Vero cells were mock-infected or infected with WT or F170S HPIV1 at an MOI of 1 TCID50/cell, and 48 h later were mock-treated (-IFN) or treated (+IFN) with 1000 IU/ml of IFN-β for 1 h. Cells were fixed, permeabilized, immunostained with antibodies for HPIV1 surface proteins (green) and Stat1 (red), stained with DAPI to visualize nuclei (blue), and analyzed by confocal microscopy. Representative fields are shown. Overall, 2% of the WT HPIV1-infected cells and 82% of the F170S HPIV1-infected cells showed nuclear Stat1 following IFN-β treatment.
Figure 4.
Intracellular localization of Stat2 in WT or F170S HPIV1-infected Vero cells following IFN treatment.
Cells were infected and analyzed as described in the legend to Figure 3 except that the antibodies against Stat1 were replaced with antibodies against Stat2 (red). Representative fields are shown. Overall, 2% of the WT HPIV1-infected cells and 100% of the F170S HPIV1-infected cells showed nuclear Stat1 following IFN-β treatment.
Figure 5.
Co-immunoprecipitation of WT HPIV1 C protein and Stat1.
293 T cells were transfected with pcDNA3.1(+) plasmids expressing myc-tagged C′WT or C′F170S protein, or untagged CAT as a negative control. After 48 h, cells were mock-treated (IFN−) or treated (IFN+) with 1000 IU/ml of IFN-β for 30 min. Cell lysates were subjected to immunoprecipitation with anti-myc antibodies. Whole cell lysates and precipitates were separated on SDS-PAGE gels and analyzed by Western blot with antibodies against pStat1, Stat1, or the C protein, as indicated at the left. The experiment was carried out three times with comparable outcomes.
Figure 6.
Co-localization of Stat1 and HPIV1 C proteins in Vero cells.
Vero cells were mock-infected or infected with WT or F170S HPIV1 at an MOI of 1 TCID50/cell. After 48 h, cells were mock-treated (−IFN) or treated with 1000 IU/ml of IFN-β (+IFN) for 30 min. Cells were subsequently fixed, permeabilized, and stained for HPIV1 C proteins (red) and endogenous Stat1 protein (green). Z-stacks of Figure 6 are shown in the Videos S1, S2, S3, S4.
Figure 7.
Co-localization of C proteins and mannose6-phosphate receptor in Vero cells.

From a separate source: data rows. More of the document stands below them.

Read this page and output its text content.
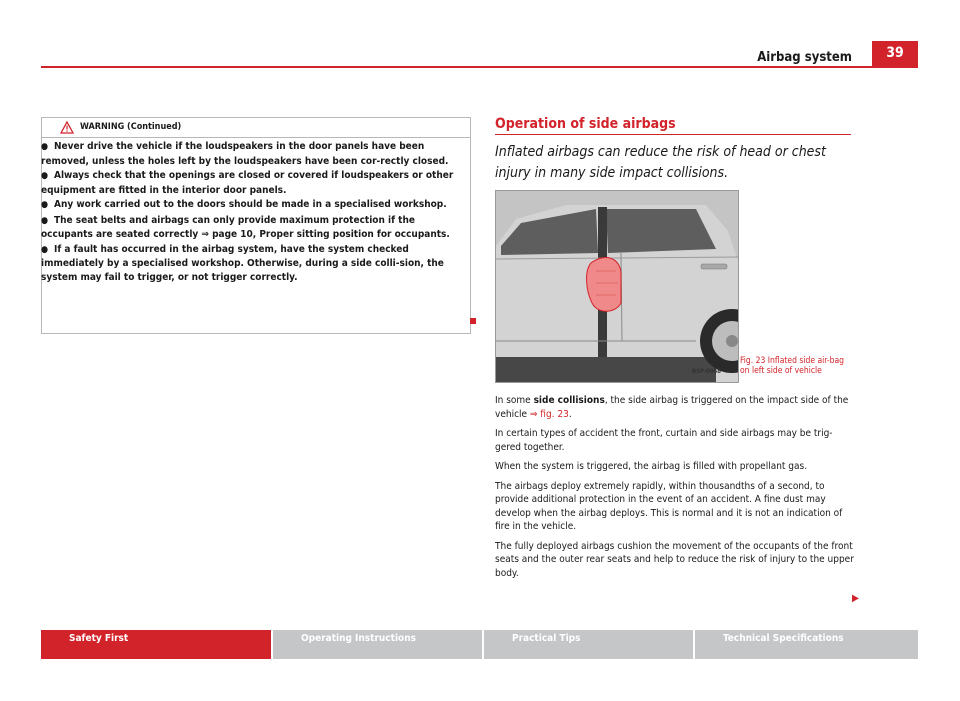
Airbag system	39
WARNING (Continued)

● Never drive the vehicle if the loudspeakers in the door panels have been removed, unless the holes left by the loudspeakers have been cor-rectly closed.

● Always check that the openings are closed or covered if loudspeakers or other equipment are fitted in the interior door panels.

● Any work carried out to the doors should be made in a specialised workshop.

● The seat belts and airbags can only provide maximum protection if the occupants are seated correctly ⇒ page 10, Proper sitting position for occupants.

● If a fault has occurred in the airbag system, have the system checked immediately by a specialised workshop. Otherwise, during a side colli-sion, the system may fail to trigger, or not trigger correctly.

Operation of side airbags
Inflated airbags can reduce the risk of head or chest injury in many side impact collisions.
B5P-0058
Fig. 23 Inflated side air-bag on left side of vehicle

In some side collisions, the side airbag is triggered on the impact side of the vehicle ⇒ fig. 23.

In certain types of accident the front, curtain and side airbags may be trig-gered together.

When the system is triggered, the airbag is filled with propellant gas.

The airbags deploy extremely rapidly, within thousandths of a second, to provide additional protection in the event of an accident. A fine dust may develop when the airbag deploys. This is normal and it is not an indication of fire in the vehicle.

The fully deployed airbags cushion the movement of the occupants of the front seats and the outer rear seats and help to reduce the risk of injury to the upper body.

▶
Safety First	Operating Instructions	Practical Tips	Technical Specifications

Vero cells were treated as described for Figure 6. Cells were stained for HPIV1 C proteins (red) and M6PR (green). Z-stacks of Figure 7 are shown in the Videos S5, S6, S7, S8.
Figure 8.
Co-localization of Stat1 and mannose6-phosphate receptor in Vero cells.
Vero cells were treated as described for Figure 6. Cells were stained for Stat1 (red) and M6PR (green). Z-stacks of Figure 8 are shown in the Videos S9, S10, S11, S12.
Figure 9.
Co-localization of Stat2 and mannose6-phosphate receptor in Vero cells.
Vero cells were treated as described for Figure 6. Cells were stained with for Stat2 (red) and M6PR (green). Z-stacks of Figure 9 are shown in the Videos S13, S14, S15, S16.